Not Worrying About Egypt
Sitting in Jerusalem, it only makes sense that over the past month I have been keeping one eye focused due south towards Egypt, watching an historical regime change unfold before my eyes. I have been asked countless times by colleagues, friends, and family who are not familiar with the day-to-day situation in Israel if I am ‘nervous’ about what’s going on in Cairo, but despite the uncertainty, my answer has been a resounding ‘no’.
As Herb Keinon, the Jerusalem Post’s Diplomatic Correspondent wrote in a recent article about life in Israel cleverly titled ‘What, me, Worry?’ “there is so much going on here in Israel that one can literally make him/herself crazy worrying about everything. With enemies surrounding us – Hezbollah to the North, Hamas to the Southwest, a two-faced Palestinian Authority in Judea and Samaria, and Iran developing the bomb, Egypt at this point is yet just another potential hub of terror threatening our existence.”

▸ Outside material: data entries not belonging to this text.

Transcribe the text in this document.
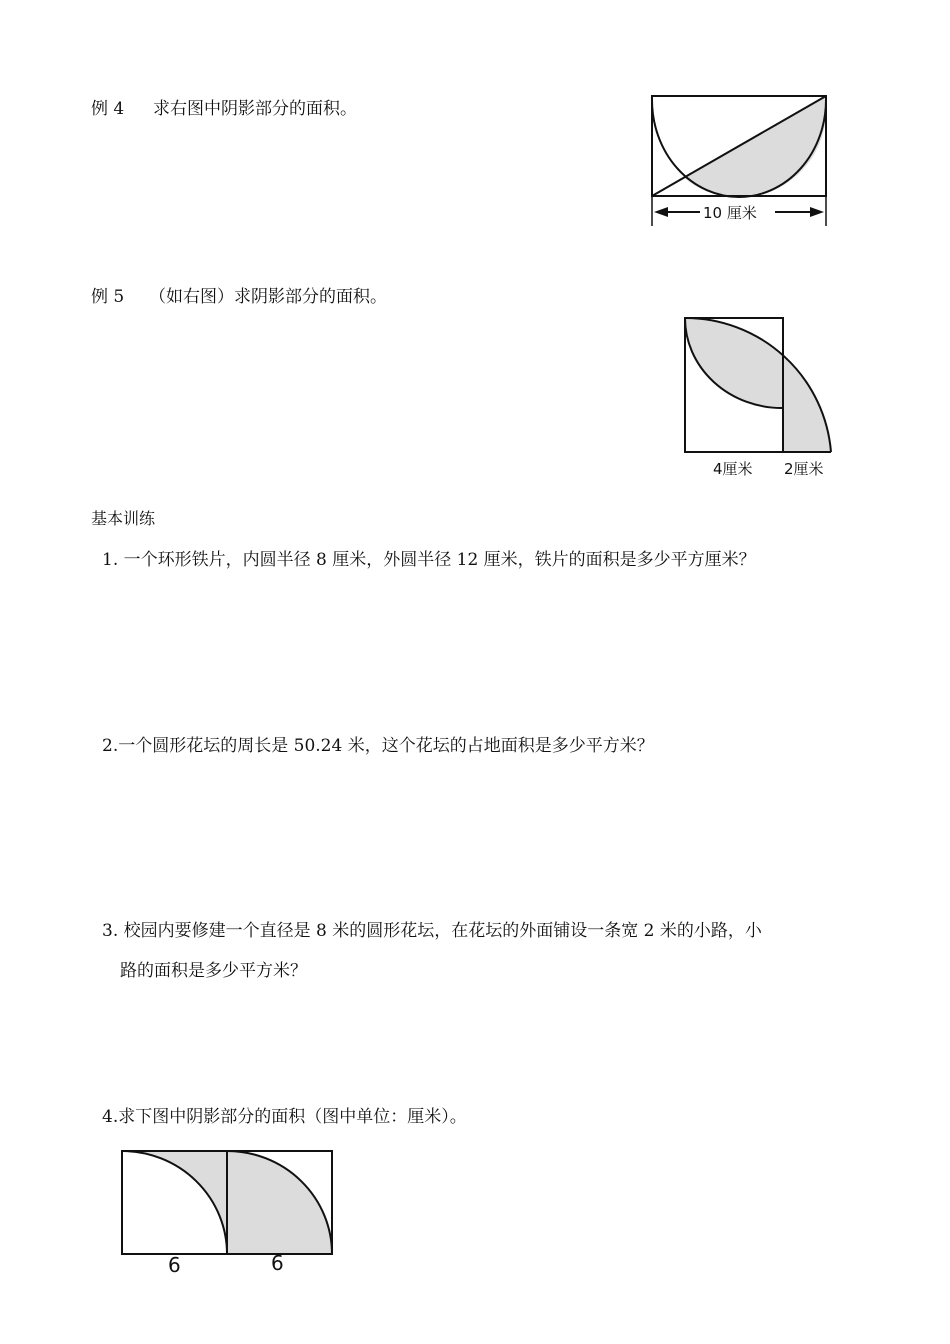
例 4 求右图中阴影部分的面积。
10 厘米
例 5 （如右图）求阴影部分的面积。
4厘米 2厘米
基本训练
1. 一个环形铁片，内圆半径 8 厘米，外圆半径 12 厘米，铁片的面积是多少平方厘米？
2.一个圆形花坛的周长是 50.24 米，这个花坛的占地面积是多少平方米？
3. 校园内要修建一个直径是 8 米的圆形花坛，在花坛的外面铺设一条宽 2 米的小路，小
路的面积是多少平方米？
4.求下图中阴影部分的面积（图中单位：厘米）。
6	6
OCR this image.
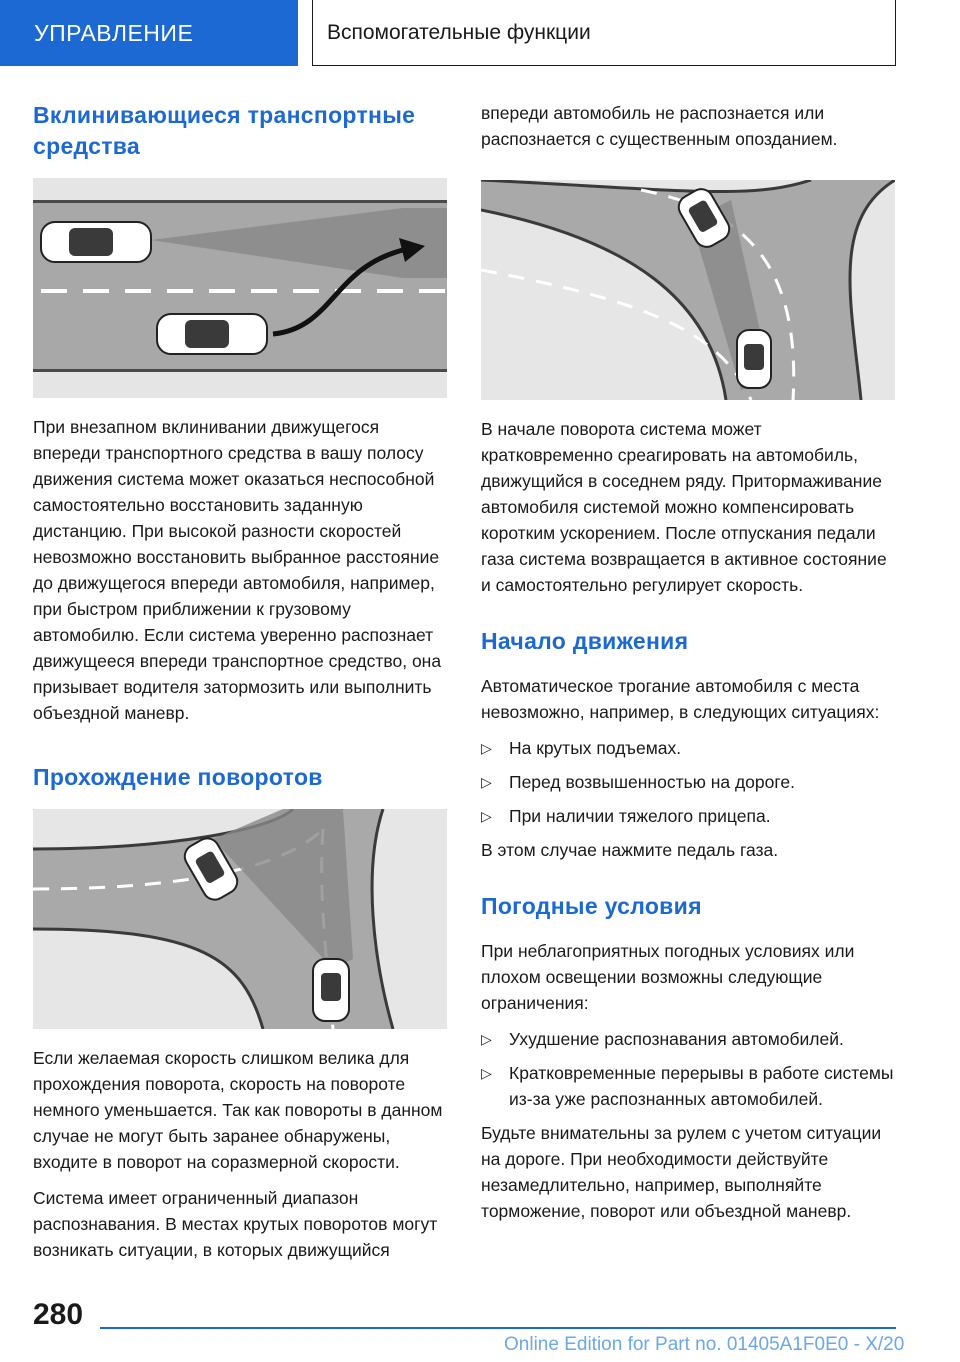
УПРАВЛЕНИЕ	Вспомогательные функции
Вклинивающиеся транспортные средства

При внезапном вклинивании движущегося впереди транспортного средства в вашу полосу движения система может оказаться неспособной самостоятельно восстановить заданную дистанцию. При высокой разности скоростей невозможно восстановить выбранное расстояние до движущегося впереди автомобиля, например, при быстром приближении к грузовому автомобилю. Если система уверенно распознает движущееся впереди транспортное средство, она призывает водителя затормозить или выполнить объездной маневр.

Прохождение поворотов

Если желаемая скорость слишком велика для прохождения поворота, скорость на повороте немного уменьшается. Так как повороты в данном случае не могут быть заранее обнаружены, входите в поворот на соразмерной скорости.

Система имеет ограниченный диапазон распознавания. В местах крутых поворотов могут возникать ситуации, в которых движущийся

впереди автомобиль не распознается или распознается с существенным опозданием.

В начале поворота система может кратковременно среагировать на автомобиль, движущийся в соседнем ряду. Притормаживание автомобиля системой можно компенсировать коротким ускорением. После отпускания педали газа система возвращается в активное состояние и самостоятельно регулирует скорость.

Начало движения

Автоматическое трогание автомобиля с места невозможно, например, в следующих ситуациях:

▷ На крутых подъемах.
▷ Перед возвышенностью на дороге.
▷ При наличии тяжелого прицепа.

В этом случае нажмите педаль газа.

Погодные условия

При неблагоприятных погодных условиях или плохом освещении возможны следующие ограничения:

▷ Ухудшение распознавания автомобилей.
▷ Кратковременные перерывы в работе системы из-за уже распознанных автомобилей.

Будьте внимательны за рулем с учетом ситуации на дороге. При необходимости действуйте незамедлительно, например, выполняйте торможение, поворот или объездной маневр.

280
Online Edition for Part no. 01405A1F0E0 - X/20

Besides the existential threats, Keinion points out that in Israel these days we can spend our waking hours worrying about the next big earthquake (as we sit on a major fault line), our lack of drinking water, (the Lake of Galilee, our largest source of drinking water is drying up following a six-year draught) and even the threat of rabies (apparently, there are rabid dogs running around in the northern part of the country). So yes, while I follow the latest from Egypt, Tunisia, Libya, Yemen, Bahrain and even Morocco, I calmly sip my coffee and type from a local café.
As Thomas Friedman of the New York Times and others use the uprising in Egypt as the perfect opportunity to chastise the government of Israel for not openly siding with the supposedly “democracy seeking” protestors, I question his logic. How does Friedman know that what’s going on in Egypt is for the best? Will Friedman eat his words if the Muslim Brotherhood, the organization that birthed Hamas, takes over and introduces Sharia law as the most populous Arab nation’s official system of governance? Since the Brotherhood didn’t initiate the chaos, Friedman assumes that they won’t take over. Well, as we all know, assuming does nothing but yet again make a fool out of Friedman and his fervent liberal flock.
As was reported in last week’s Jerusalem Post, the Brotherhood is already mobilizing to form a political party (see Hezbollah). In addition, well-known scholar Professor Barry Rubin astutely pointed out in his most recent article that “Friday, February 18 may be a turning point in Egyptian history. On that day Yusuf al-Qaradawi spoke to a giant cheering crowd in Tahrir Square.” Who is Qaradawi, you might ask? He is a Brotherhood senior spiritual leader, and was the sole representative chosen to spew his message of hate and intolerance for anything non-Muslim on that historic Friday. According to Rubin “Qaradawi, not bin Laden, is the most dangerous revolutionary Islamist in the world, and he is about to unleash the full force of his persuasion on Egypt.” Talk about scary!
While ideally the world would rather see a flourishing democracy in Egypt; if that doesn’t happen I would personally rather see the Brotherhood in power. No, I’m not pulling your leg. While the Brotherhood is no doubt evil, one thing they are not – liars. They, along with Hamas, Hezbollah, and Iran have no problem admitting their hatred of Israel, the US and of Western culture and values. In my opinion, that’s better than at the two-faced Trojan Horse of the Palestinian Authority, which claims that it wants peace, only to be waiting patiently for the right time to stab Israel in the back. As they say, it’s important to ‘know your enemy’ – I couldn’t agree more.
Nevertheless, I’m not going to sweat it – at least not yet.